Advances in Stochastic Contextual Bandits
The bandit problem models a sequential decision process between a player and an environment. In the beginning, the player has no prior knowledge about the environment, but can gain experience by sequentially pulling an arm out of a set of arms and receiving rewards from the environment. The goal is to maximize the cumulative rewards. In this dissertation, we focus on the stochastic contextual bandit problems, where each arm is associated with a feature vector and the observed reward of each pulled arm follows a stochastic process. The bandit problems enjoy solid theoretical foundations in the literature and have substantial applications in many real tasks such as recommender systems, online advertising, clinical trials, etc. However, there are still several challenges that prevent the success of bandit algorithms. To name a few, ensuring robustness, adaptive hyper-parameter selection, improving computational efficiency and adapting to non-stationarity.
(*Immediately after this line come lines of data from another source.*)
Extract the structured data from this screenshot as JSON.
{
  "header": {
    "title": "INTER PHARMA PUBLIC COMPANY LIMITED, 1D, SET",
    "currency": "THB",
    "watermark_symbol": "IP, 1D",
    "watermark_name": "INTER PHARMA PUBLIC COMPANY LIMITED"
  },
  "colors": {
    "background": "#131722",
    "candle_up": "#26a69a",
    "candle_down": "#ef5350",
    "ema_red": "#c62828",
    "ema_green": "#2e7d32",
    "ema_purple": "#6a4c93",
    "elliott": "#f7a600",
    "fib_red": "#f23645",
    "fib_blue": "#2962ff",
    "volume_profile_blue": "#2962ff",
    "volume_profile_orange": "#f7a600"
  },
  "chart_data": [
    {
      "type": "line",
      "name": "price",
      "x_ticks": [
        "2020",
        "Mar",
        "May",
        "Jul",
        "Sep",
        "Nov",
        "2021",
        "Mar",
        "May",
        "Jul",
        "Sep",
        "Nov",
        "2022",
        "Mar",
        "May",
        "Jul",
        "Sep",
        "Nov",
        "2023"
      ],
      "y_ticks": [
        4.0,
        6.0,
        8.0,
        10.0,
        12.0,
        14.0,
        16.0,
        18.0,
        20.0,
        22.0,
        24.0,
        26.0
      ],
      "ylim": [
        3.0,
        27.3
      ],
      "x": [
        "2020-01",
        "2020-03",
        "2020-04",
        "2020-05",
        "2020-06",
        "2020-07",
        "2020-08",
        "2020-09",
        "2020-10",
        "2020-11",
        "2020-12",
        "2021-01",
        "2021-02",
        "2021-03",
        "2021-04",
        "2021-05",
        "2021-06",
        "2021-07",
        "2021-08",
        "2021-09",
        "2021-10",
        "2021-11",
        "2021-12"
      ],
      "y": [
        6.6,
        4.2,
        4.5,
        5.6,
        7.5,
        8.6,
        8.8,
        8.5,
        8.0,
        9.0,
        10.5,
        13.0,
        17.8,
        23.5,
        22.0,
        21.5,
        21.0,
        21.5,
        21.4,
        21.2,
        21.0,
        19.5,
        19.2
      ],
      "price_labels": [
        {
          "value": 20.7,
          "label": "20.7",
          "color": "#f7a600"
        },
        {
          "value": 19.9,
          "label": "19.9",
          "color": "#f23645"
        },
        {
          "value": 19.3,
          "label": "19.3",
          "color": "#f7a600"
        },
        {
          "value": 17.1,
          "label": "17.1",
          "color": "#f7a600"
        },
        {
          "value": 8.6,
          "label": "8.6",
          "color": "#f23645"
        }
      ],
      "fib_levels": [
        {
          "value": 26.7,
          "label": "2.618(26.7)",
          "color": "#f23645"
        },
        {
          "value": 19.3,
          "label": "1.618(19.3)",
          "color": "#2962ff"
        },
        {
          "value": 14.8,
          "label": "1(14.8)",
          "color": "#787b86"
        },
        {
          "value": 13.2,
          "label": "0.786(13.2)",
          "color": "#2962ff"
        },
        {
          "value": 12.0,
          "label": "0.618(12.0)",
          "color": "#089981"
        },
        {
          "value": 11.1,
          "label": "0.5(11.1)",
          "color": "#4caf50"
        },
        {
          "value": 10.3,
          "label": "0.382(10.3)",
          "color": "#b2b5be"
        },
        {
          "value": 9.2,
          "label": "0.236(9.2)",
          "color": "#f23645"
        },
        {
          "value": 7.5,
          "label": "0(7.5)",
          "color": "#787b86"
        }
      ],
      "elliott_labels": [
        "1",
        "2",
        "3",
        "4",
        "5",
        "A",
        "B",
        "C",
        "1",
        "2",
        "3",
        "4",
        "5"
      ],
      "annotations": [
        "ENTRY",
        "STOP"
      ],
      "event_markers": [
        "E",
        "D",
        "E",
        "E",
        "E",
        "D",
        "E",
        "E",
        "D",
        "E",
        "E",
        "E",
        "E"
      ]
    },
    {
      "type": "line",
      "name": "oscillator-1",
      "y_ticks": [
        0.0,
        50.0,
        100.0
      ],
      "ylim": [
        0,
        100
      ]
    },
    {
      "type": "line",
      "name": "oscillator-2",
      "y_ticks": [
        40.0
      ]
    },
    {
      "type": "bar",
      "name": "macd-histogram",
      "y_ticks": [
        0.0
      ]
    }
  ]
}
We focus on resolving the underlying challenges of bandit problems, both theoretically and practically. In Chapter 1, we give a brief overview on bandit problems and the limitations in existing works. We propose a two-layer bandit algorithm in Chapter 2 to improve the robustness of stochastic linear contextual bandit algorithms under fully adaptive adversarial attacks. Based on a similar idea, we generalize the two-layer bandit structure to our proposed Syndicated Bandits framework to aid multiple hyper-parameters selection in online contextual bandit problems, where offline tuning is impossible. In Chapter 4 and 5, we address the computational bottlenecks of bandit problems and propose two novel algorithms, SGD-TS and Sampling-MIPS to improve computational efficiency in the estimation and prediction phases of contextual bandit algorithms. SGD-TS is the most efficient generalized linear bandit algorithm so far. In Chapter 6, we emphasize the limitations of the stationarity assumption in the classic bandit problems and propose a changepoint detection based bandit algorithm under a relaxed piecewise stationary bandit environment. We conclude this dissertation and mention some future directions in Chapter 7. All of our proposed algorithms and framework enjoy solid theoretical guarantees and proofs are presented in the Appendix. Extensive experiments in both simulations and real datasets validate the effectiveness of our proposed works.